Sakhalin Island is the largest island in the Russian Federation, lying just off the eastern coast of Russia in the Sea of Okhotsk. The very narrow Mamiya Strait separates the island’s northern portion from the mainland, while its southern cape is close to the northern Japanese island of Hokkaido. Sakhalin is part of Russia’s part of Sakhalin Oblast.

The island has been inhabited since antiquity, yet is sparsely settled today. This is partly a result of historical disputes over the island between Russia and Japan, but mainly due to the area’s inhospitable weather. A typical day on Sakhalin is cloudy, foggy and very cold, due to the chilly sea current that brings frigid Arctic water and ice flows to the shores of the island.

Sakhalin is a long, thin island with two mountain chains running parallel to one another along the length of the island. Farming is difficult and the island has mainly been a base for fishing or a site for coal mining.
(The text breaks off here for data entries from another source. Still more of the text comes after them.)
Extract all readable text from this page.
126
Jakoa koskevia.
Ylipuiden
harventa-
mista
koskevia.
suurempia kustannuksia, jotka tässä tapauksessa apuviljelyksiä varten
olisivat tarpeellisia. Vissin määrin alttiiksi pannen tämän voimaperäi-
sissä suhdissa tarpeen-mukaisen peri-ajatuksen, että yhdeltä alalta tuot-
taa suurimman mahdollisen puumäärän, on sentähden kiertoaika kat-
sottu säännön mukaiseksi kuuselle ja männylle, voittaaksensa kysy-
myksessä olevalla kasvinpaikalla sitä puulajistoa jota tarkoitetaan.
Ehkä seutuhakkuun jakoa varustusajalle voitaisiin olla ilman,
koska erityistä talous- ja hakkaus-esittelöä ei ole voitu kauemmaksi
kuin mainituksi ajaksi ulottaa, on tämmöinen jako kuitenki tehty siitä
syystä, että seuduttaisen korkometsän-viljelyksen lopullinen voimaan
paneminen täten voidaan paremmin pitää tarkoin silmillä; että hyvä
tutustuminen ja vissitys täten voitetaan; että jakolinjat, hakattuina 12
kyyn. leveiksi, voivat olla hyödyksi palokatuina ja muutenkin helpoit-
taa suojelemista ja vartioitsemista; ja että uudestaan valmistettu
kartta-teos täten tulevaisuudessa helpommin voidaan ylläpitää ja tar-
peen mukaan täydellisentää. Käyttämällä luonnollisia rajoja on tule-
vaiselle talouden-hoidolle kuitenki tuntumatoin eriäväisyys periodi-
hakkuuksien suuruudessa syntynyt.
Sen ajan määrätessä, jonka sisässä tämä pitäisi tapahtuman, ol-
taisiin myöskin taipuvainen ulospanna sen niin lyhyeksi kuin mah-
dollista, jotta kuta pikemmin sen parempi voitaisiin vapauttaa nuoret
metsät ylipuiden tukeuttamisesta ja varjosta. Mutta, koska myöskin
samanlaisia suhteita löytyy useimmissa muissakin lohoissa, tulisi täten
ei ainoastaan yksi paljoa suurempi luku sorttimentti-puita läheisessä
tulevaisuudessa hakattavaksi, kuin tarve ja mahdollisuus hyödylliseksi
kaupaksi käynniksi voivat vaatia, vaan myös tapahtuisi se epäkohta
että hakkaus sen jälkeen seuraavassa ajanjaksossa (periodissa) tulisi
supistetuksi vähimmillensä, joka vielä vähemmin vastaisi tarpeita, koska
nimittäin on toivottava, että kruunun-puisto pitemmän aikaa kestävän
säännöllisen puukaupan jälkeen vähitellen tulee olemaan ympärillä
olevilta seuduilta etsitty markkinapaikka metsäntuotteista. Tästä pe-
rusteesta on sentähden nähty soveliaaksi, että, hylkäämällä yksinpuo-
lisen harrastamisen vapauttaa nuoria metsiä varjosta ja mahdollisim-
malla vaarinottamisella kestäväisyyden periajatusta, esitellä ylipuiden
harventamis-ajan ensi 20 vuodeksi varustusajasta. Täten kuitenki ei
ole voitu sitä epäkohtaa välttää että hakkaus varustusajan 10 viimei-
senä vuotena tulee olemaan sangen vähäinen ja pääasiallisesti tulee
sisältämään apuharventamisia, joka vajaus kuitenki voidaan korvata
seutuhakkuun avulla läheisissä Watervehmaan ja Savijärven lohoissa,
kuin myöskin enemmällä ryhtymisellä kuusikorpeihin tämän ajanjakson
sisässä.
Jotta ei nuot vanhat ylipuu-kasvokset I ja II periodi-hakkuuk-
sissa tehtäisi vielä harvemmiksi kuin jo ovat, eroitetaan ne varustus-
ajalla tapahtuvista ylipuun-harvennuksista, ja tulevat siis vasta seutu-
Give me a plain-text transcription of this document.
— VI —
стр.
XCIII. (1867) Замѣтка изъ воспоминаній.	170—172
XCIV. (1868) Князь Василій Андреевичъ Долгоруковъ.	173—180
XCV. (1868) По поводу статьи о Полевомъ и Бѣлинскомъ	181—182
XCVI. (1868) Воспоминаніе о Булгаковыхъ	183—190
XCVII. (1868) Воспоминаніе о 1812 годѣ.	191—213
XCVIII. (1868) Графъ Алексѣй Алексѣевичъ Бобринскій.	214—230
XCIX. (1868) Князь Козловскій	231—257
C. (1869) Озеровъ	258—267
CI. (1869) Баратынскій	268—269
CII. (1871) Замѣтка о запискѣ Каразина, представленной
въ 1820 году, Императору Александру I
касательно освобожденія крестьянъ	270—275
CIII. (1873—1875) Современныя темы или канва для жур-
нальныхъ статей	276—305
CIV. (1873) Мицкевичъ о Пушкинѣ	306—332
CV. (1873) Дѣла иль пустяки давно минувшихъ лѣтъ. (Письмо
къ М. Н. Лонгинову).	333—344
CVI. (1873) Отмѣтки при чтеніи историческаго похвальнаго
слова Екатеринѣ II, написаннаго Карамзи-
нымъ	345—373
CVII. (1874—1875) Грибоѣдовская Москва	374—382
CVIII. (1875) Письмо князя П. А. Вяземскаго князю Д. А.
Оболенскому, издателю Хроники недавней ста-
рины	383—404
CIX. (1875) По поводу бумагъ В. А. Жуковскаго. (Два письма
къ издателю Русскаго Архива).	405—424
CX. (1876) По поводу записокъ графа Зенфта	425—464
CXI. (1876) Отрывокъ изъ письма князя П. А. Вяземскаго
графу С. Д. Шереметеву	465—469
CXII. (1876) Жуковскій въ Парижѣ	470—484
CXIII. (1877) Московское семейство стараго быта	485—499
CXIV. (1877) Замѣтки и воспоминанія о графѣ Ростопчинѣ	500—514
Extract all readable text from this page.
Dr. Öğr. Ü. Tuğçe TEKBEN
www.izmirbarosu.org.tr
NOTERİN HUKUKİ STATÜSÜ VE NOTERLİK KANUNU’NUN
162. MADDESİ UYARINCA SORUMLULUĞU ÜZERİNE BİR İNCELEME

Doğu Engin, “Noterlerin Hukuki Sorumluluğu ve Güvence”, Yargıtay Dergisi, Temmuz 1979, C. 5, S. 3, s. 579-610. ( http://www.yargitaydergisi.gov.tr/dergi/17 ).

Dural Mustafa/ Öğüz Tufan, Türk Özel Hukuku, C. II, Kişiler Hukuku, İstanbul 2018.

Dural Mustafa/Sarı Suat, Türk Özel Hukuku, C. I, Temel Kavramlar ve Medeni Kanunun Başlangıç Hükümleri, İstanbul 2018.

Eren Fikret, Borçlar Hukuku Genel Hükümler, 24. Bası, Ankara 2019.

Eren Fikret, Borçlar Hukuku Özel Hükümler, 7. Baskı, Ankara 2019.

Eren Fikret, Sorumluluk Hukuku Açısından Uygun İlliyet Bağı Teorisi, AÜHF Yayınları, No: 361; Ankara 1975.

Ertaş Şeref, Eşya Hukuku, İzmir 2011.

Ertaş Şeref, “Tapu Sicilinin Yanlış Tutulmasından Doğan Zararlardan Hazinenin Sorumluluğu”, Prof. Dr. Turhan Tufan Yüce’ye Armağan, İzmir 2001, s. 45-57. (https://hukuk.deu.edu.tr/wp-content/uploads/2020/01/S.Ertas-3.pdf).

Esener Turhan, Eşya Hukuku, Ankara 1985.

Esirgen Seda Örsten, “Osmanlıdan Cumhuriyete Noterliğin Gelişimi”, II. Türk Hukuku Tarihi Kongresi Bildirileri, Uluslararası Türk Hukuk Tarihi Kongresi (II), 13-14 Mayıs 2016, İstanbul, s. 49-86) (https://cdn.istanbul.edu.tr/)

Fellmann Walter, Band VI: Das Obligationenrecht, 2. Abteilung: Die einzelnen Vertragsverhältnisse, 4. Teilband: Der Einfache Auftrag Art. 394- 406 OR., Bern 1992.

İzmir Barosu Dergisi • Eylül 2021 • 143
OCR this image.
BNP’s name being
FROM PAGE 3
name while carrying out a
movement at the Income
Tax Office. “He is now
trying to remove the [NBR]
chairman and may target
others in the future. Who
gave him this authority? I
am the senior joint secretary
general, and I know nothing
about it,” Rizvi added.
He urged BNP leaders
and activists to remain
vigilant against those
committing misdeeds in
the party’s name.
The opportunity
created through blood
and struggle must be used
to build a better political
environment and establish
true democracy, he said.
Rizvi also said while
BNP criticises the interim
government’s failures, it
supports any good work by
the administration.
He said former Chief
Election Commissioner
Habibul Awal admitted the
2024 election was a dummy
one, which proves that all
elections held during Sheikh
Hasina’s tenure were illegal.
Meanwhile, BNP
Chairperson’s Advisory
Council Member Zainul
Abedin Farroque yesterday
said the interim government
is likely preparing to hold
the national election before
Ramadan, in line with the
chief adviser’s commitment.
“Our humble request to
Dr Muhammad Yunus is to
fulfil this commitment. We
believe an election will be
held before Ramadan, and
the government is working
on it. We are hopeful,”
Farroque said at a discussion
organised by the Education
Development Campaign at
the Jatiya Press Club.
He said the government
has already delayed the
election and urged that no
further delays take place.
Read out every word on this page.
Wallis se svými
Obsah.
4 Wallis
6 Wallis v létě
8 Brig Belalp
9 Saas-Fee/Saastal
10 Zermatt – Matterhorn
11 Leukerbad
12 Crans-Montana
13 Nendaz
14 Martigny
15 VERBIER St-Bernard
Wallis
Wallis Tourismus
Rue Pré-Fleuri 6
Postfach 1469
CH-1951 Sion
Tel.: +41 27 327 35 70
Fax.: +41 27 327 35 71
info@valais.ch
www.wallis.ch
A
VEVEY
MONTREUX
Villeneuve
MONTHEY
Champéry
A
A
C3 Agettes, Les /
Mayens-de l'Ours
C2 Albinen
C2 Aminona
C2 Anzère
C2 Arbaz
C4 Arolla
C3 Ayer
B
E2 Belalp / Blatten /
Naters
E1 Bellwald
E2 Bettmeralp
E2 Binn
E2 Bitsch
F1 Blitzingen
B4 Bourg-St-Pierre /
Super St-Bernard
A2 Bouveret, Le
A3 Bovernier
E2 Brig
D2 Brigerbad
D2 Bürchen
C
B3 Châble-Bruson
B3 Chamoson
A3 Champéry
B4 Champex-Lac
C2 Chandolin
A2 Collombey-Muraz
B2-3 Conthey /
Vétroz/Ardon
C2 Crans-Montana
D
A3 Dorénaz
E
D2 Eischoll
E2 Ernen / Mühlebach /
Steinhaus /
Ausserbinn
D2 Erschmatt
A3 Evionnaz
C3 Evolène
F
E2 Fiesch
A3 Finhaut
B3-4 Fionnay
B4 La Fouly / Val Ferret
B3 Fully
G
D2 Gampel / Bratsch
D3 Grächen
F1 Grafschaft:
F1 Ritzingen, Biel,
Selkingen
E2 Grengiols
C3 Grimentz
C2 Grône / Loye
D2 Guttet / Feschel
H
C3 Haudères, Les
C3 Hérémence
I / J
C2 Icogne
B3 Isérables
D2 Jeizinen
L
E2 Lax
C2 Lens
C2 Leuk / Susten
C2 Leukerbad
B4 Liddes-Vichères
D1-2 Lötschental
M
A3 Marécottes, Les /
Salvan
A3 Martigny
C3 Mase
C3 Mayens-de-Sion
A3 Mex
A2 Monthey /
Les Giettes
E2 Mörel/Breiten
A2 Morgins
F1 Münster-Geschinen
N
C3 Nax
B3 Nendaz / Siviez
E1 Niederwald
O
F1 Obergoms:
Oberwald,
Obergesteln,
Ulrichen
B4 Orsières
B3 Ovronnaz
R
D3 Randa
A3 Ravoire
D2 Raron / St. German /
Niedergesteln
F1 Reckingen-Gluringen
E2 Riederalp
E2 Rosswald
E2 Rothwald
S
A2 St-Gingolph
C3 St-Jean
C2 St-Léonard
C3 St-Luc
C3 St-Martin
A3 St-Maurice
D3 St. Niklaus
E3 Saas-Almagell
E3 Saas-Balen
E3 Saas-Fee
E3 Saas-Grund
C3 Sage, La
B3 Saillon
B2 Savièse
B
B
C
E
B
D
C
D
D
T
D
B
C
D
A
Recently, Russia and Japan have been collaborating on oil and gas exploration on and around Sakhalin. Relations between these two North Pacific nations have not always been so cordial, however. Russia’s loss to Japan in the 1904-05 Russo-Japanese War saw the island being divided between the two nations along the 50th parallel. At one point, the Japanese population on what was called “Karafuto” was as high as 400,000. After World War II, the Soviets forced the Japanese to leave Sakhalin and the island became an exclusively Soviet - now Russian - possession.

The capitol of Sakhalin is Yuzhno-Sakhalinsk, a city of about 175,000 people with a large Korean ethnic minority. The city was called Toyohara when it was the administrative capitol of Japanese Karafuto. Some traces of the former Japanese presence remain, notably the Yuzhno-Sakhalinsk museum with its oriental pagoda-style architecture. Things are looking up economically for Yuzhno-Sakhalinsk and Sakhalin, as demand for wood from the island’s expansive forests and ongoing oil and gas exploration create a wide range of job opportunities. An English-language newspaper and website called The Sakhalin Times caters to a growing number of foreign oil workers and business-people. It’s likely that ecotourism will also grow as the island’s wild expanses come to the attention of travelers looking for something off the beaten track.